Remark 4 If A is a linear unbounded mapping, then $I-A$ may not be invertible and (3) is not satisfied, and hence the method used in Theorem 1 becomes invalid.

The following example shows the usability of Theorem 1.

Example 2 Let E and P be the same ones as those in Example 1 and $X=P$. Define a mapping $d:X\times X\to P$ by

$$\{\begin{array}{ll}d(x,y)=\theta ,& x=y,\\ x+y,& x\ne y.\end{array}$$

Then $(X,d)$ is a complete cone metric space. Let $(Tx)(t)=(Ax)(t)={\int }_0^{t}x(s)ds$ for each $x\in X$ and each $t\in [0,1]$. Then from Example 1 we find that A satisfies (H). It is clear that

$$\{\begin{array}{ll}d(Tx,Ty)=\theta =Ad(x,y),& x=y,\\ {\int }_0^t[x(s)+y(s)]ds=Ad(x,y),& x\ne y,\end{array}$$

i.e., (1) is satisfied. Since $(A^{n}x)(t)\le \frac{t^n}{n!}{\parallel x\parallel }_{\mathrm{\infty }}$ for each $t\in [0,1]$, then ${\parallel A^{n}x\parallel }_{\mathrm{\infty }}\le \frac{1}{n!}{\parallel x\parallel }_{\mathrm{\infty }}$. Moreover, from ${(A^{n}x)}^{\prime }(t)=(A^{n-1}x)(t)$ we have

$$\parallel A^{n}x\parallel ={\parallel A^{n}x\parallel }_{\mathrm{\infty }}+{\parallel {\left(A^{n}x\right)}^{\prime }\parallel }_{\mathrm{\infty }}\le (\frac{1}{n!}+\frac{1}{(n-1)!}){\parallel x\parallel }_{\mathrm{\infty }}\le (\frac{1}{n!}+\frac{1}{(n-1)!})\parallel x\parallel ,$$

which implies that $\parallel A^n\parallel \le \frac{1}{n!}+\frac{1}{(n-1)!}$. By Gelfand’s formula, $r(A)={lim}_{n\to \mathrm{\infty }}\sqrt[n]{\parallel A^n\parallel }=0$ since ${lim}_{n\to \mathrm{\infty }}\frac{1}{\sqrt[n]{n!}}=0$. Thus all the assumptions of Theorem 1 are satisfied, and hence T has a unique fixed point. In fact, θ is the unique fixed point of T.

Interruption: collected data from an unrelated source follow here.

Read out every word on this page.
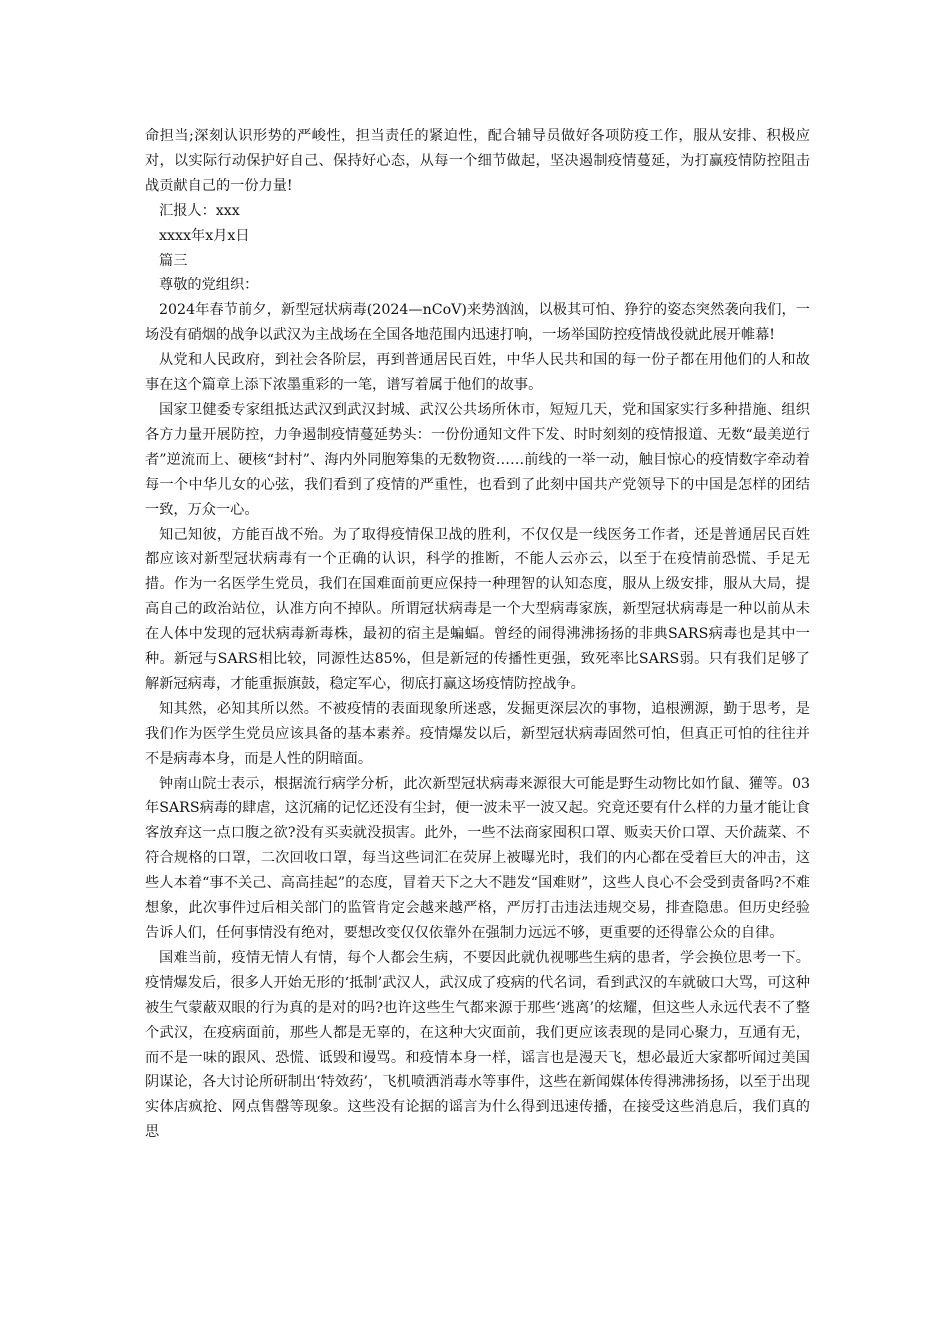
命担当;深刻认识形势的严峻性，担当责任的紧迫性，配合辅导员做好各项防疫工作，服从安排、积极应对，以实际行动保护好自己、保持好心态，从每一个细节做起，坚决遏制疫情蔓延，为打赢疫情防控阻击战贡献自己的一份力量!

汇报人：xxx

xxxx年x月x日

篇三

尊敬的党组织：

2024年春节前夕，新型冠状病毒(2024—nCoV)来势汹汹，以极其可怕、狰狞的姿态突然袭向我们，一场没有硝烟的战争以武汉为主战场在全国各地范围内迅速打响，一场举国防控疫情战役就此展开帷幕!

从党和人民政府，到社会各阶层，再到普通居民百姓，中华人民共和国的每一份子都在用他们的人和故事在这个篇章上添下浓墨重彩的一笔，谱写着属于他们的故事。

国家卫健委专家组抵达武汉到武汉封城、武汉公共场所休市，短短几天，党和国家实行多种措施、组织各方力量开展防控，力争遏制疫情蔓延势头：一份份通知文件下发、时时刻刻的疫情报道、无数“最美逆行者”逆流而上、硬核“封村”、海内外同胞筹集的无数物资……前线的一举一动，触目惊心的疫情数字牵动着每一个中华儿女的心弦，我们看到了疫情的严重性，也看到了此刻中国共产党领导下的中国是怎样的团结一致，万众一心。

知己知彼，方能百战不殆。为了取得疫情保卫战的胜利，不仅仅是一线医务工作者，还是普通居民百姓都应该对新型冠状病毒有一个正确的认识，科学的推断，不能人云亦云，以至于在疫情前恐慌、手足无措。作为一名医学生党员，我们在国难面前更应保持一种理智的认知态度，服从上级安排，服从大局，提高自己的政治站位，认准方向不掉队。所谓冠状病毒是一个大型病毒家族，新型冠状病毒是一种以前从未在人体中发现的冠状病毒新毒株，最初的宿主是蝙蝠。曾经的闹得沸沸扬扬的非典SARS病毒也是其中一种。新冠与SARS相比较，同源性达85%，但是新冠的传播性更强，致死率比SARS弱。只有我们足够了解新冠病毒，才能重振旗鼓，稳定军心，彻底打赢这场疫情防控战争。

知其然，必知其所以然。不被疫情的表面现象所迷惑，发掘更深层次的事物，追根溯源，勤于思考，是我们作为医学生党员应该具备的基本素养。疫情爆发以后，新型冠状病毒固然可怕，但真正可怕的往往并不是病毒本身，而是人性的阴暗面。

钟南山院士表示，根据流行病学分析，此次新型冠状病毒来源很大可能是野生动物比如竹鼠、獾等。03年SARS病毒的肆虐，这沉痛的记忆还没有尘封，便一波未平一波又起。究竟还要有什么样的力量才能让食客放弃这一点口腹之欲?没有买卖就没损害。此外，一些不法商家囤积口罩、贩卖天价口罩、天价蔬菜、不符合规格的口罩，二次回收口罩，每当这些词汇在荧屏上被曝光时，我们的内心都在受着巨大的冲击，这些人本着“事不关己、高高挂起”的态度，冒着天下之大不韪发“国难财”，这些人良心不会受到责备吗?不难想象，此次事件过后相关部门的监管肯定会越来越严格，严厉打击违法违规交易，排查隐患。但历史经验告诉人们，任何事情没有绝对，要想改变仅仅依靠外在强制力远远不够，更重要的还得靠公众的自律。

国难当前，疫情无情人有情，每个人都会生病，不要因此就仇视哪些生病的患者，学会换位思考一下。疫情爆发后，很多人开始无形的‘抵制’武汉人，武汉成了疫病的代名词，看到武汉的车就破口大骂，可这种被生气蒙蔽双眼的行为真的是对的吗?也许这些生气都来源于那些‘逃离’的炫耀，但这些人永远代表不了整个武汉，在疫病面前，那些人都是无辜的，在这种大灾面前，我们更应该表现的是同心聚力，互通有无，而不是一味的跟风、恐慌、诋毁和谩骂。和疫情本身一样，谣言也是漫天飞，想必最近大家都听闻过美国阴谋论，各大讨论所研制出‘特效药’，飞机喷洒消毒水等事件，这些在新闻媒体传得沸沸扬扬，以至于出现实体店疯抢、网点售罄等现象。这些没有论据的谣言为什么得到迅速传播，在接受这些消息后，我们真的思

Note that if T is not an Ilić-Rakočević’s quasi-contraction and A is not a contractive linear bounded mapping (let $x(t)=cost$ for each $t\in [0,1]$, then $(Ax)(t)=sint\ge cost=x(t)$ for each $t\in [\frac{\pi }{4},1]$, and so $Ax⋠x$, which implies that $(I-A)(P)\not\subset P$), then the fixed point results of [2–5] are not applicable in this case.